Elonis a été reconnu coupable de quatre chefs d’accusation de violation d’une loi fédérale sur la menace et condamné à 44 mois de prison. Mais devant la haute cour, son équipe juridique a soutenu que son écriture était cathartique, comparant ses paroles à celles d’Eminem, qui a a menacé à plusieurs reprises de tuer sa femme et d’autres dans sa musique.
L’affaire, considérée comme la première de la Cour suprême à traiter de véritables menaces sur les réseaux sociaux, s’est terminée avec les juges décision 8-1 le tribunal inférieur avait commis une erreur en condamnant Elonis sur la base de l’affirmation qu’une personne raisonnable considérerait ses messages comme menaçants.

Une telle norme juridique était trop basse, le tribunal a statué avec le juge en chef John Roberts écrivant: “Notre décision montre clairement que la négligence n’est pas suffisante pour justifier une condamnation.”

Pourtant, la Haute Cour a laissé ouverte quelle devrait être la norme et n’a pas abordé la question constitutionnelle plus large, qui, selon les analystes, entraînerait des décisions disparates.

Analyste Lyle Denniston écrit pour SCOTUSblog que la décision “était basée uniquement sur la prémisse que (Elonis) a été condamné sans preuve qu’il savait ce qu’il écrivait et que le sens ordinaire de ses mots serait une menace”. La loi fédérale de 1939 sur les véritables menaces exige qu’une communication contenant une menace soit transmise, et que l’accusé en ait connaissance.
Denniston a écrit, cependant, que la décision n’a pas établi de norme, comme mentionné dans Dissidence du juge Clarence Thomas et dissidence partielle du juge Samuel Alito.

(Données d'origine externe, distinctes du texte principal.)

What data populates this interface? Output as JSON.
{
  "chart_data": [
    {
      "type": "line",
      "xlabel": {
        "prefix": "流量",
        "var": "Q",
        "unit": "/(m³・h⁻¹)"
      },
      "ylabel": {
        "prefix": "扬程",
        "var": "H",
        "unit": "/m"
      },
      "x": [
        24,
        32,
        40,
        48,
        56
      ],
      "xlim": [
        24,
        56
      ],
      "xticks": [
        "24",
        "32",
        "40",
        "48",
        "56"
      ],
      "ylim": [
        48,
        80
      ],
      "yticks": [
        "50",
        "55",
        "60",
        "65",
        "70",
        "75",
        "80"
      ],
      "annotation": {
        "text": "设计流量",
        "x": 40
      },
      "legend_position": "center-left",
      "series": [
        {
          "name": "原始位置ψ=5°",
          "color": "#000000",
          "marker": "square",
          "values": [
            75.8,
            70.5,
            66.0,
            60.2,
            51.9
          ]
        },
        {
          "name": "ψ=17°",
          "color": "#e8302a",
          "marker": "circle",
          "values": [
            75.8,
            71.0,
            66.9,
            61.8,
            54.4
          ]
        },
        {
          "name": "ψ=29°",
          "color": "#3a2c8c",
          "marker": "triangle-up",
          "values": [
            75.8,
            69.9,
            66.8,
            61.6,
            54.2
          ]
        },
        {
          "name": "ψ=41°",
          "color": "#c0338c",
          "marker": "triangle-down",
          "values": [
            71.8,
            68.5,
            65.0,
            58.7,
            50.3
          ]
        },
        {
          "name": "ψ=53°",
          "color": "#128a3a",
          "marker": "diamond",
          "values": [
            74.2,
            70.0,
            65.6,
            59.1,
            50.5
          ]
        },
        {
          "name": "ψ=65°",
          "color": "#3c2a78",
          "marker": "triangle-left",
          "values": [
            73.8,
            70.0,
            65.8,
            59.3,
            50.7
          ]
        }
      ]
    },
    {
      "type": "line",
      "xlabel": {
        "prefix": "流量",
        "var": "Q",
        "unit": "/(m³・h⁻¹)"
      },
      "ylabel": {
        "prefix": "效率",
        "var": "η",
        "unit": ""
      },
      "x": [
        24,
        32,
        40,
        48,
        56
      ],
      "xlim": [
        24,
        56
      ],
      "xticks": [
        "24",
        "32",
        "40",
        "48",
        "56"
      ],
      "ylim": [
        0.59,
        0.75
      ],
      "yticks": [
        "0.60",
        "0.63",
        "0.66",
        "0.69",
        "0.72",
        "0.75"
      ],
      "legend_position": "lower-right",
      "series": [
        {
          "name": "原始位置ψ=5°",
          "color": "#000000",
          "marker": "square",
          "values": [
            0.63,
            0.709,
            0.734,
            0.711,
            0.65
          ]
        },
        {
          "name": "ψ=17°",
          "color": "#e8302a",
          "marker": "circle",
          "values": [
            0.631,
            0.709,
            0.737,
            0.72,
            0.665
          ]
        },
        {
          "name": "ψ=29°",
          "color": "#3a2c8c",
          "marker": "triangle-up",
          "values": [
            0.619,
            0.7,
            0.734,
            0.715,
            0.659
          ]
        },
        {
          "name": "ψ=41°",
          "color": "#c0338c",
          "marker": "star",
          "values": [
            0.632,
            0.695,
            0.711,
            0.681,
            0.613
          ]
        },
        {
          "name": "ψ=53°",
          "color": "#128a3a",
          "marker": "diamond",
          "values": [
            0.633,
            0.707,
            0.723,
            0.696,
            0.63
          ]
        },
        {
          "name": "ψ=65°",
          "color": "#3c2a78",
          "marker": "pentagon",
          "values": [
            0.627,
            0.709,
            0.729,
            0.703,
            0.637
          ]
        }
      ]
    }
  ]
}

Alito a prédit que la décision “causerait de la confusion et de graves problèmes” parce que la majorité n’a fourni qu’une réponse partielle quant à l’état mental requis pour la condamnation, a écrit Denniston. Thomas a déploré que la décision laisse les tribunaux inférieurs “pour deviner l’état mental approprié” requis pour une condamnation. Il a rejeté l’approche de la cour d’appel précédente, ne laissant “rien à sa place”, a écrit Thomas.

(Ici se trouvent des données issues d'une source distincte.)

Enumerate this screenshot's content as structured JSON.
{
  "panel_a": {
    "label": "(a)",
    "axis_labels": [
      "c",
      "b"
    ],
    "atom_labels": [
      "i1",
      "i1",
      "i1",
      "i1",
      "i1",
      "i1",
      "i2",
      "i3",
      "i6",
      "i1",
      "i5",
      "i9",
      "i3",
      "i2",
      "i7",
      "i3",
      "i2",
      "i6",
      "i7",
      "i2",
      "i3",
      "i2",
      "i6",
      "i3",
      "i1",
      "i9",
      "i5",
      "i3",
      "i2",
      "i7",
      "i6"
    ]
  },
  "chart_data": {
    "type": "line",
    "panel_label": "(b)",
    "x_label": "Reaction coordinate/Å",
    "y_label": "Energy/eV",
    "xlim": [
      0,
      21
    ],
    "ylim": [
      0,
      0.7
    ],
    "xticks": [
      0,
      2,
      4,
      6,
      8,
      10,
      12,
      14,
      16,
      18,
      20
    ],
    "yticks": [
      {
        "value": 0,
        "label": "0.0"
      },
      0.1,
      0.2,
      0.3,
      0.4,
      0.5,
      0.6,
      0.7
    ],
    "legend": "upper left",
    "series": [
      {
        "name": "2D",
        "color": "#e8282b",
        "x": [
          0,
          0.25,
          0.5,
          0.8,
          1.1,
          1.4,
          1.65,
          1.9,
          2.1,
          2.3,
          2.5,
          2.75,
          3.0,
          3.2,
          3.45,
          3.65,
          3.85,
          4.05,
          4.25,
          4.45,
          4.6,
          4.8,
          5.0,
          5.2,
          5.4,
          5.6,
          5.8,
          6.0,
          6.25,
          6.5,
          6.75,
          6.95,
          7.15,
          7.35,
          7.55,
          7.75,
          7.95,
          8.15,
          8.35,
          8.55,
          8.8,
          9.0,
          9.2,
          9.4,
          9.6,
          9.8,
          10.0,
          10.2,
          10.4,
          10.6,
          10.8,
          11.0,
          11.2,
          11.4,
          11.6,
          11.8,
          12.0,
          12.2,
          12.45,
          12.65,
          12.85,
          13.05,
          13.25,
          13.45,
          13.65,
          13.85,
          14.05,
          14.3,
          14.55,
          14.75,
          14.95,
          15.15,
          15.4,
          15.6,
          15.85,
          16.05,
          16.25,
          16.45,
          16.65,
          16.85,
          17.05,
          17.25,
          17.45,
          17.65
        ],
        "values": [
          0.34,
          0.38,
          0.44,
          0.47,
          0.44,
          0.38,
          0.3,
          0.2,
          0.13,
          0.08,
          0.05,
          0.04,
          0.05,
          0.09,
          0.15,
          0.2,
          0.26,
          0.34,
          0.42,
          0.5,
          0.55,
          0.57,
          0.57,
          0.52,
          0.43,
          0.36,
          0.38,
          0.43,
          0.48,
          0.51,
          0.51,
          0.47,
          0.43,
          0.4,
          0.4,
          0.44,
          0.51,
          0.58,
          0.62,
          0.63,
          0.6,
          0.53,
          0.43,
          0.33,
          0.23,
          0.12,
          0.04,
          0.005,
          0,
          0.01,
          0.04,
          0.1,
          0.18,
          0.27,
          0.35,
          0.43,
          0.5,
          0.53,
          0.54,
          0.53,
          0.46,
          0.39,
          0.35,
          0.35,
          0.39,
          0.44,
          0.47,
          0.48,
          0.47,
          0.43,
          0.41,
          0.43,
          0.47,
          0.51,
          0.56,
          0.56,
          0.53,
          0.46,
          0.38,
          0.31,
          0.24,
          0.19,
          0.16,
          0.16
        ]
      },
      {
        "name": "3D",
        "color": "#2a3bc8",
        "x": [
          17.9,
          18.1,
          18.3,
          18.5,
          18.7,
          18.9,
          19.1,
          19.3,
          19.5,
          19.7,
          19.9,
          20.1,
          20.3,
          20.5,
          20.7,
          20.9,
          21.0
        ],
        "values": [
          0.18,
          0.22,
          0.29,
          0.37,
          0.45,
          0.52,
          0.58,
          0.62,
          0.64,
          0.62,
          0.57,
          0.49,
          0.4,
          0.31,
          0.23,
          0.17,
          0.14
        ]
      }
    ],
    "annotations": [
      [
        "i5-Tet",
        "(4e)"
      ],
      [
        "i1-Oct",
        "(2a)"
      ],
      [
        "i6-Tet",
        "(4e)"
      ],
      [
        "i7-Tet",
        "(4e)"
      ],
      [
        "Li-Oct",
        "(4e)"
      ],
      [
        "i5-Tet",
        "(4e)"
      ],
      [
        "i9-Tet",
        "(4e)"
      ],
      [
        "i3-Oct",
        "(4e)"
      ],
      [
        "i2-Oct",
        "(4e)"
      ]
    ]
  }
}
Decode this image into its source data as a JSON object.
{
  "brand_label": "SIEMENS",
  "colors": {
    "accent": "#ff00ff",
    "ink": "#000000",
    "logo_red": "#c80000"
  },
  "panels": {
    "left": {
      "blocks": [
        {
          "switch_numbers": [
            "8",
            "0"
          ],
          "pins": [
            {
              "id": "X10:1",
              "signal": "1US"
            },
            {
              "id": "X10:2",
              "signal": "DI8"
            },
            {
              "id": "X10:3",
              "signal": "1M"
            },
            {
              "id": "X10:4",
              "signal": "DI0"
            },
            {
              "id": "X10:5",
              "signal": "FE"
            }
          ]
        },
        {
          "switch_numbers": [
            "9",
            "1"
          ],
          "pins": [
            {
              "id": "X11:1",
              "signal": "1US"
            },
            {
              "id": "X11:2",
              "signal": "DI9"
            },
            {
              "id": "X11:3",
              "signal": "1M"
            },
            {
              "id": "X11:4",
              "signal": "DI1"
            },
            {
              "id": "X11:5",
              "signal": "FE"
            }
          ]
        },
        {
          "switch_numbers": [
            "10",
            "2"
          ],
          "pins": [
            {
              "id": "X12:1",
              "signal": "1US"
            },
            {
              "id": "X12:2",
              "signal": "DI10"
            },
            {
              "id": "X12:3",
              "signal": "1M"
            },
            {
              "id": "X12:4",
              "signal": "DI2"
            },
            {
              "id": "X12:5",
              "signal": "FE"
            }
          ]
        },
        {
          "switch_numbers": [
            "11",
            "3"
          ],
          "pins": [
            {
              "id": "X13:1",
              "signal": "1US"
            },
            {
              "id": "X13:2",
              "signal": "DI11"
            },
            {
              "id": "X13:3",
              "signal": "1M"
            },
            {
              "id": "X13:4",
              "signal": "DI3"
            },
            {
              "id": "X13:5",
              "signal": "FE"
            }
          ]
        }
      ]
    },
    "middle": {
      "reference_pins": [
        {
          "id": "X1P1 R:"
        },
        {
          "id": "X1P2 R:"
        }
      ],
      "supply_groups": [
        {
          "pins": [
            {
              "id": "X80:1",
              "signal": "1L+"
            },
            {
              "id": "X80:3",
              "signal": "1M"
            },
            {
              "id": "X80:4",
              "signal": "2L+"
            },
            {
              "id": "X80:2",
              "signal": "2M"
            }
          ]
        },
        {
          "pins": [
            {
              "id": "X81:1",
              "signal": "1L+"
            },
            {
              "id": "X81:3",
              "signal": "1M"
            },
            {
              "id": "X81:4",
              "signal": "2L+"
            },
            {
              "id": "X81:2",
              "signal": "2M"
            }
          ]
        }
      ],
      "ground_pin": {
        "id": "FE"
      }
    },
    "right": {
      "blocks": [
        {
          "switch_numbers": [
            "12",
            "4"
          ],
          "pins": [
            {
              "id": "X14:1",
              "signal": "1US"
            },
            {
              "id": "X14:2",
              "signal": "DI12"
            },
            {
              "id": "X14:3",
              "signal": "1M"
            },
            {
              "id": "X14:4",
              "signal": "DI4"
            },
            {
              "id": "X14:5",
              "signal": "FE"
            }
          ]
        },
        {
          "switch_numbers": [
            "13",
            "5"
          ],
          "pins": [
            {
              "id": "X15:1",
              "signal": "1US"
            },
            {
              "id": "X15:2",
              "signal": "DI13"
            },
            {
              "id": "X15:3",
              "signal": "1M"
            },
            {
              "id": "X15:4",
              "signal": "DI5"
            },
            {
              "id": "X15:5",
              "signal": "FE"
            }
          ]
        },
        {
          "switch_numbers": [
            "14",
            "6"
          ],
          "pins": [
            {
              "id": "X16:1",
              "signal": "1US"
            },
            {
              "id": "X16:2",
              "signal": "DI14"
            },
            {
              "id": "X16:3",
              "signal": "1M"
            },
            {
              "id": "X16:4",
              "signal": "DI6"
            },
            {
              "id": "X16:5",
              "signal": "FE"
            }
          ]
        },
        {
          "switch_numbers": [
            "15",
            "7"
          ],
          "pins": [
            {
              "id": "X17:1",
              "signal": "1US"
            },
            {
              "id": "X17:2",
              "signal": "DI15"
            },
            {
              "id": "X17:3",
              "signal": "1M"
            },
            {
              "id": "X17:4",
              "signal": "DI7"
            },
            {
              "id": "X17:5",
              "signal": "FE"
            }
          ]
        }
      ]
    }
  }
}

Rappeurs : Notre art est incomparable

La communauté hip-hop le voit en des termes plus simples, comme en témoigne un dossier juridique déposé dans l’affaire Knox quatre ans plus tard par Spiro et rejoint par Chance the Rapper, Killer Mike, 21 Savage, Meek Mill, Fat Joe et Luther Campbell, dont le 2 Live Crew a joué un rôle essentiel dans l’élaboration des lois nationales sur l’obscénité dans les années 1990.
“Les rappeurs s’appuient sur l’exagération et l’hyperbole pour créer des personnages plus grands que nature qui ont diverti les fans (et offensé les critiques) pendant des décennies”, le bref dit. “Une personne qui ne connaît pas ce qui est aujourd’hui le genre musical le plus dominant du pays ou qui entend de la musique à travers la lentille auditive de genres plus anciens tels que le jazz, la country ou la symphonie peut interpréter à tort une chanson de rap comme une véritable menace de violence et peut conclure à tort un rappeur avait l’intention de transmettre une véritable menace de violence alors qu’il ne l’a pas fait.”

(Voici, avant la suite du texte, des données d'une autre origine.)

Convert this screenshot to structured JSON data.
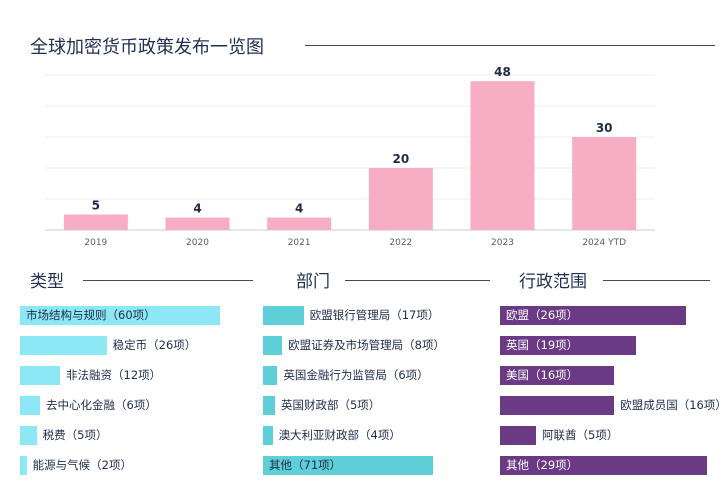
{
  "title": "全球加密货币政策发布一览图",
  "chart_data": [
    {
      "type": "bar",
      "title": "全球加密货币政策发布一览图",
      "categories": [
        "2019",
        "2020",
        "2021",
        "2022",
        "2023",
        "2024 YTD"
      ],
      "values": [
        5,
        4,
        4,
        20,
        48,
        30
      ],
      "ylim": [
        0,
        50
      ],
      "xlabel": "",
      "ylabel": "",
      "grid": true,
      "color": "#f7adc3"
    },
    {
      "type": "bar",
      "orientation": "horizontal",
      "title": "类型",
      "categories": [
        "市场结构与规则",
        "稳定币",
        "非法融资",
        "去中心化金融",
        "税费",
        "能源与气候"
      ],
      "labels": [
        "市场结构与规则（60项）",
        "稳定币（26项）",
        "非法融资（12项）",
        "去中心化金融（6项）",
        "税费（5项）",
        "能源与气候（2项）"
      ],
      "values": [
        60,
        26,
        12,
        6,
        5,
        2
      ],
      "color": "#8de8f6"
    },
    {
      "type": "bar",
      "orientation": "horizontal",
      "title": "部门",
      "categories": [
        "欧盟银行管理局",
        "欧盟证券及市场管理局",
        "英国金融行为监管局",
        "英国财政部",
        "澳大利亚财政部",
        "其他"
      ],
      "labels": [
        "欧盟银行管理局（17项）",
        "欧盟证券及市场管理局（8项）",
        "英国金融行为监管局（6项）",
        "英国财政部（5项）",
        "澳大利亚财政部（4项）",
        "其他（71项）"
      ],
      "values": [
        17,
        8,
        6,
        5,
        4,
        71
      ],
      "color": "#5ecfd6"
    },
    {
      "type": "bar",
      "orientation": "horizontal",
      "title": "行政范围",
      "categories": [
        "欧盟",
        "英国",
        "美国",
        "欧盟成员国",
        "阿联酋",
        "其他"
      ],
      "labels": [
        "欧盟（26项）",
        "英国（19项）",
        "美国（16项）",
        "欧盟成员国（16项）",
        "阿联酋（5项）",
        "其他（29项）"
      ],
      "values": [
        26,
        19,
        16,
        16,
        5,
        29
      ],
      "color": "#6a3a84"
    }
  ]
}
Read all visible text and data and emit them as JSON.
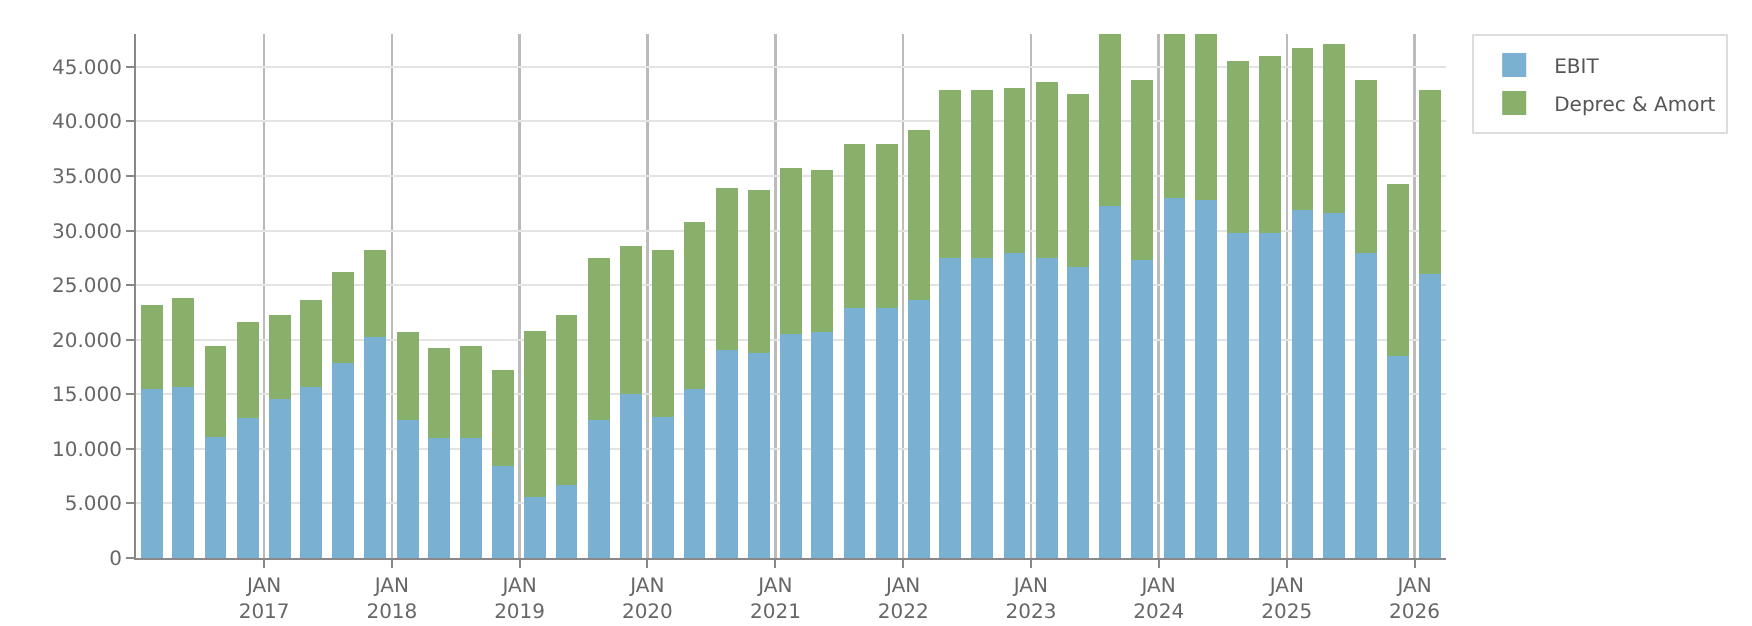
{
  "chart_data": {
    "type": "bar",
    "stacked": true,
    "x": [
      "2016-02-15",
      "2016-05-15",
      "2016-08-15",
      "2016-11-15",
      "2017-02-15",
      "2017-05-15",
      "2017-08-15",
      "2017-11-15",
      "2018-02-15",
      "2018-05-15",
      "2018-08-15",
      "2018-11-15",
      "2019-02-15",
      "2019-05-15",
      "2019-08-15",
      "2019-11-15",
      "2020-02-15",
      "2020-05-15",
      "2020-08-15",
      "2020-11-15",
      "2021-02-15",
      "2021-05-15",
      "2021-08-15",
      "2021-11-15",
      "2022-02-15",
      "2022-05-15",
      "2022-08-15",
      "2022-11-15",
      "2023-02-15",
      "2023-05-15",
      "2023-08-15",
      "2023-11-15",
      "2024-02-15",
      "2024-05-15",
      "2024-08-15",
      "2024-11-15",
      "2025-02-15",
      "2025-05-15",
      "2025-08-15",
      "2025-11-15",
      "2026-02-15"
    ],
    "series": [
      {
        "name": "EBIT",
        "color": "#7ab0d2",
        "values": [
          15500,
          15700,
          11100,
          12800,
          14600,
          15700,
          17900,
          20200,
          12600,
          11000,
          11000,
          8400,
          5600,
          6700,
          12600,
          15000,
          12900,
          15500,
          19100,
          18800,
          20500,
          20700,
          22900,
          22900,
          23600,
          27500,
          27500,
          27900,
          27500,
          26700,
          32200,
          27300,
          33000,
          32800,
          29800,
          29800,
          31900,
          31600,
          27900,
          18500,
          26000
        ]
      },
      {
        "name": "Deprec & Amort",
        "color": "#88b06a",
        "values": [
          7700,
          8100,
          8300,
          8800,
          7700,
          7900,
          8300,
          8000,
          8100,
          8200,
          8400,
          8800,
          15200,
          15600,
          14900,
          13600,
          15300,
          15300,
          14800,
          14900,
          15200,
          14800,
          15000,
          15000,
          15600,
          15400,
          15400,
          15200,
          16100,
          15800,
          15800,
          16500,
          15000,
          15200,
          15700,
          16200,
          14800,
          15500,
          15900,
          15800,
          16900
        ]
      }
    ],
    "ylim": [
      0,
      48000
    ],
    "yticks": [
      0,
      {
        "value": 5000,
        "label": "5.000"
      },
      {
        "value": 10000,
        "label": "10.000"
      },
      {
        "value": 15000,
        "label": "15.000"
      },
      {
        "value": 20000,
        "label": "20.000"
      },
      {
        "value": 25000,
        "label": "25.000"
      },
      {
        "value": 30000,
        "label": "30.000"
      },
      {
        "value": 35000,
        "label": "35.000"
      },
      {
        "value": 40000,
        "label": "40.000"
      },
      {
        "value": 45000,
        "label": "45.000"
      }
    ],
    "xlim": [
      "2016-01-01",
      "2026-04-01"
    ],
    "xticks": [
      {
        "value": "2017-01-01",
        "label": "JAN\n2017"
      },
      {
        "value": "2018-01-01",
        "label": "JAN\n2018"
      },
      {
        "value": "2019-01-01",
        "label": "JAN\n2019"
      },
      {
        "value": "2020-01-01",
        "label": "JAN\n2020"
      },
      {
        "value": "2021-01-01",
        "label": "JAN\n2021"
      },
      {
        "value": "2022-01-01",
        "label": "JAN\n2022"
      },
      {
        "value": "2023-01-01",
        "label": "JAN\n2023"
      },
      {
        "value": "2024-01-01",
        "label": "JAN\n2024"
      },
      {
        "value": "2025-01-01",
        "label": "JAN\n2025"
      },
      {
        "value": "2026-01-01",
        "label": "JAN\n2026"
      }
    ],
    "grid": true,
    "legend": "top right"
  }
}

Si la condamnation de Knox était confirmée, ont-ils prédit, cela démontrerait que des normes différentes sont appliquées à la musique rap par rapport aux autres formes de divertissement. Spiro ne le voit pas différemment aujourd’hui, c’est pourquoi il a travaillé avec des rappeurs, des politiciens et des groupes de réflexion pour “donner une voix à divers efforts de réforme politique”, a-t-il déclaré.

“Il n’y a aucun précédent contraignant qui dit que vous ne pouvez pas, n’est-ce pas? Et donc quand la loi ne dit pas que vous ne pouvez pas faire quelque chose et que vous êtes un procureur essayant d’obtenir une condamnation, des problèmes peuvent survenir”, a-t-il déclaré.

“Compte tenu de la gravité du préjudice qui peut en résulter et des droits artistiques importants et des droits du premier amendement en jeu, c’est un appel facile”, a déclaré l’avocat. “Nous ne devons pas oublier l’histoire de ce pays et le fait que les choses qui peuvent être utilisées pour faire pencher la balance contre certaines personnes privées de leurs droits … dans le système de justice pénale doivent être examinées avec beaucoup de scepticisme – et c’en est une. “

Amy Simonson, Dave Alsup et Leah Asmelash de CNN ont contribué à ce rapport.